On my 21st birthday, Dad presented me with a dusty old document – a legal brief, foolscap in size and bottle green in colour. A family heirloom written by his dad, my grandfather Thomas Logue, and now it was mine. Something about the Irish Boundary Commission and the Derry Nationalists. The whole thing had been bent in half for at least 50 years. We raised a glass of bubbly wine and suddenly I was an adult.
It was 1998, John Major was out and Tony Blair was in, the Belfast Agreement was in its seventh month, the Omagh bomb was still ringing in ears, and the Bloody Sunday Tribunal had just been established. Growing up in Derry, the war was like white noise, and the Border a normal part of life.
What a pivotal time from tension to hope, from war to peace. Despite this I was planning a trip to Australia as soon as I finished university. Before leaving, I left strict instructions to grab the legal brief in case of a house fire. “It’s very important so look after it.” It was at my mum’s house in Kinnagoe Bay, Donegal.

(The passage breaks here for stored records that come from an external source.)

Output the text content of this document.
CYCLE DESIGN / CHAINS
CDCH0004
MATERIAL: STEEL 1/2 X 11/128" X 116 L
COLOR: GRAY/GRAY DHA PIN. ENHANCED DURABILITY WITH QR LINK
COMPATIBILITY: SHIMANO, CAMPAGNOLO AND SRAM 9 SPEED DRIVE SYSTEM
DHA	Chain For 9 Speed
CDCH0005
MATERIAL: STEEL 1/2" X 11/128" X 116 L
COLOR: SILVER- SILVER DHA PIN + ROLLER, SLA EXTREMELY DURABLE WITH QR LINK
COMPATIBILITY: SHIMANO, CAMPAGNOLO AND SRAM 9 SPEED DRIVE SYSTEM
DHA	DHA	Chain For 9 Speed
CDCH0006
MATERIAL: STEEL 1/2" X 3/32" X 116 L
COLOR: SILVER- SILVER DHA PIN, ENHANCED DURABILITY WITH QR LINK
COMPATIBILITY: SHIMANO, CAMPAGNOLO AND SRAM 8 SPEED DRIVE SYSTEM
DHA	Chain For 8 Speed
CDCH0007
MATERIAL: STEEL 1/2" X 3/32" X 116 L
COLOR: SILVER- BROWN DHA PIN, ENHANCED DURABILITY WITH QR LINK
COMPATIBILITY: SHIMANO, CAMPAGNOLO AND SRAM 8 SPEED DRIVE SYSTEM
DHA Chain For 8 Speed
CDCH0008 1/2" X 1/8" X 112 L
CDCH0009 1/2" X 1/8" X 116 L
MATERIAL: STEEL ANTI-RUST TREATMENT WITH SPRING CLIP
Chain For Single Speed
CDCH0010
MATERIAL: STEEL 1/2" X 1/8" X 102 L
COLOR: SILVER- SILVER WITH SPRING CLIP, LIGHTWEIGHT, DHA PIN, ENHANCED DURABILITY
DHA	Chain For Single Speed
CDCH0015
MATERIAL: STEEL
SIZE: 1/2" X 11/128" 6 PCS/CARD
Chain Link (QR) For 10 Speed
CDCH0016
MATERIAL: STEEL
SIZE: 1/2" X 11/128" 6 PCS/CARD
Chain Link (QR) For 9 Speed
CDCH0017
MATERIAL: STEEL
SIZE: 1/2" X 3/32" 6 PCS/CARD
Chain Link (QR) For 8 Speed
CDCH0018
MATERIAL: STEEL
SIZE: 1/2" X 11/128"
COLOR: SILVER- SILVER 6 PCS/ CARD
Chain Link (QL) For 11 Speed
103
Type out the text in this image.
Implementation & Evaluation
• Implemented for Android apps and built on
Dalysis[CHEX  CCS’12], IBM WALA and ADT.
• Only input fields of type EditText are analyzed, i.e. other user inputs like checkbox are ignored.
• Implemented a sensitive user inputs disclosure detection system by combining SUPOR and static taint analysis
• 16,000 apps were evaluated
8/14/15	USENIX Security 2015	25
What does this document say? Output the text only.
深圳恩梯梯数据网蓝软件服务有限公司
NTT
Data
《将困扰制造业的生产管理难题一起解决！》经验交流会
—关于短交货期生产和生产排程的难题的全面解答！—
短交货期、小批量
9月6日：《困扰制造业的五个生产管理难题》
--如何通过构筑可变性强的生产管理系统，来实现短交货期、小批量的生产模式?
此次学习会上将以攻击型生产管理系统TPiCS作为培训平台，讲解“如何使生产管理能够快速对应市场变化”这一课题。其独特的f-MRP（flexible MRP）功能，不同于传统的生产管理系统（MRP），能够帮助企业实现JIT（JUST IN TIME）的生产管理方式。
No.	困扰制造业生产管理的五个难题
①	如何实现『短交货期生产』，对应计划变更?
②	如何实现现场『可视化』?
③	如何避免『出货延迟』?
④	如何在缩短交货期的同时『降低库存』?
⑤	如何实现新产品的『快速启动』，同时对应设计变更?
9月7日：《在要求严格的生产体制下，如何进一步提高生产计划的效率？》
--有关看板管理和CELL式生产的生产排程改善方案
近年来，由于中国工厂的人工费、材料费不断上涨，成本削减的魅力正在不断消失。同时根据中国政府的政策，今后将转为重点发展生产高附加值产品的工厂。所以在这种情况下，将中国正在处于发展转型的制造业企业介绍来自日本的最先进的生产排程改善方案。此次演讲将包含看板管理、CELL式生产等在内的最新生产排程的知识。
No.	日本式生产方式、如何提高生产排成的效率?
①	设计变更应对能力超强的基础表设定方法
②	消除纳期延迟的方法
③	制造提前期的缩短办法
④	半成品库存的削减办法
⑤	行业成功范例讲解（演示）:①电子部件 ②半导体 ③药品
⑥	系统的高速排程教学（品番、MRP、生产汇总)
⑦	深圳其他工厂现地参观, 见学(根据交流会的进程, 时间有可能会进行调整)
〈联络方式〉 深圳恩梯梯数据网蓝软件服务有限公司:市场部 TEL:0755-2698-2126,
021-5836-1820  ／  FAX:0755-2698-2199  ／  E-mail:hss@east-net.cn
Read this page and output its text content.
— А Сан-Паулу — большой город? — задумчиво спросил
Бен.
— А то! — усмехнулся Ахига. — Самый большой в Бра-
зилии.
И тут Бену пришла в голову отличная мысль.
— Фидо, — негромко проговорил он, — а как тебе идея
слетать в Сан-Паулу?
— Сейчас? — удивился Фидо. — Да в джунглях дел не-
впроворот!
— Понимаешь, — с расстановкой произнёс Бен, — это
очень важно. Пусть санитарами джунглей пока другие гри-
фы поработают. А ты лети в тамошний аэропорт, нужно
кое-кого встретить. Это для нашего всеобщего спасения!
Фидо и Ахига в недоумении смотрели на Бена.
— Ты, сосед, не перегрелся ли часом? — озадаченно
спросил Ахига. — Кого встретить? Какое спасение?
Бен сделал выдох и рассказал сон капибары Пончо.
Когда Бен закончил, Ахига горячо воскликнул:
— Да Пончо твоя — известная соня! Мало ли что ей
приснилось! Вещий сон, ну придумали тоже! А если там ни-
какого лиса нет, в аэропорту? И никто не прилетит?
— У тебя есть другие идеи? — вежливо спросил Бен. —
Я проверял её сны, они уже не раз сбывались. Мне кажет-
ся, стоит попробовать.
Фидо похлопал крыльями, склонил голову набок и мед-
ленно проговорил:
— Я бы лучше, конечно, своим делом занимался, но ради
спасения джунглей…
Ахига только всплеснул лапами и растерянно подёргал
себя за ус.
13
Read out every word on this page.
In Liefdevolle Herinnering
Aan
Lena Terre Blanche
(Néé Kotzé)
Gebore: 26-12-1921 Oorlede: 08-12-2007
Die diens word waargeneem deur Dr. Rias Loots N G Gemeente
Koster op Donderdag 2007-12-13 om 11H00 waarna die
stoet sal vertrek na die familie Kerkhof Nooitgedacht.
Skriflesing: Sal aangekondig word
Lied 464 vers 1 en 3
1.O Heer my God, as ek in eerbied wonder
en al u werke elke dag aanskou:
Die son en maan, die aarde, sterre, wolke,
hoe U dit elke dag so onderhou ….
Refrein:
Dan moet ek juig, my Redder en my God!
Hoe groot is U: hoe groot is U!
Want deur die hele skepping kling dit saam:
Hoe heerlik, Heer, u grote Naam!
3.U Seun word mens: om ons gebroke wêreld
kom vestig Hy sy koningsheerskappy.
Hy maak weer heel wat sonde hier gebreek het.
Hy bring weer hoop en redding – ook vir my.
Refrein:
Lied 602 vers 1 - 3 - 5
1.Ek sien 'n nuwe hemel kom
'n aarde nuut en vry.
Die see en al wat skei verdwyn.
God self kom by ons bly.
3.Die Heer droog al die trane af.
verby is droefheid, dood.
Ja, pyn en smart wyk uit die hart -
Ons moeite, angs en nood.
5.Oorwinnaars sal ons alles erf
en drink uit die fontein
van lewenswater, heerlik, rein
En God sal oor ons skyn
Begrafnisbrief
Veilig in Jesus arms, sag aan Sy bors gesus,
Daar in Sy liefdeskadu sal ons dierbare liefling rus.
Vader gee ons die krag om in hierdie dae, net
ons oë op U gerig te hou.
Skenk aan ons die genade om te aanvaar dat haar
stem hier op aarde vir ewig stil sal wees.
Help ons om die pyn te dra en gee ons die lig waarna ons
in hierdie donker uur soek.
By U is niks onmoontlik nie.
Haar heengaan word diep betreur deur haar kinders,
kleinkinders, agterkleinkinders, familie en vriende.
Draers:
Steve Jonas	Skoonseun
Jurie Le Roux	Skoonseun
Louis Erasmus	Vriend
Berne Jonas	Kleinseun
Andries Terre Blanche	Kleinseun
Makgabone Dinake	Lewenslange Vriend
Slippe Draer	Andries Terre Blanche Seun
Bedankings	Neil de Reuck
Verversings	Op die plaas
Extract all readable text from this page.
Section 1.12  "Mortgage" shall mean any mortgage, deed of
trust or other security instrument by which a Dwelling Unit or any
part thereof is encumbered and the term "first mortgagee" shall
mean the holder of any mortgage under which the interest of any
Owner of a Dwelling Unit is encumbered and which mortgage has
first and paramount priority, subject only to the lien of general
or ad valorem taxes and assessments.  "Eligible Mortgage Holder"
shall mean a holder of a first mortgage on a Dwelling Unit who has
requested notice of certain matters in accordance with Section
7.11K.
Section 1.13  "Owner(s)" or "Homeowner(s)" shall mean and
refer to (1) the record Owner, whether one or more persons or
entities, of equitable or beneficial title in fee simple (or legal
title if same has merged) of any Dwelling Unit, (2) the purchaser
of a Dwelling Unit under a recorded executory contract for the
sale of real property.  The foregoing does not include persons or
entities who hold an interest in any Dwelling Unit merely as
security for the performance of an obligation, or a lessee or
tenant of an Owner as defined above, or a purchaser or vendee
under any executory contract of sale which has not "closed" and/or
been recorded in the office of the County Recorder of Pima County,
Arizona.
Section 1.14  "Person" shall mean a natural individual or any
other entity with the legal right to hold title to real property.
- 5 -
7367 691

You can imagine the amount of attic clear-outs, house moves, and spring cleans that goes on over 25 years, so every time I visited from Sydney I always checked where it was and if it was damaged. It often travelled for various family projects, up and down the road from Kinnagoe to Derry to Burnfoot and then to Lifford to the county archivist, then to Derry and back to Kinnagoe. Over and back, and along and across, the Border that went from “provisional” to “confirmed” in 1925, 100 years ago.
The Anglo-Irish Treaty established the Irish Free State, and the following year in 1922 partitioned the country via a provisional “six-counties” Border. The Treaty also set up the Irish Boundary Commission to recommend the final delineation of the new Border.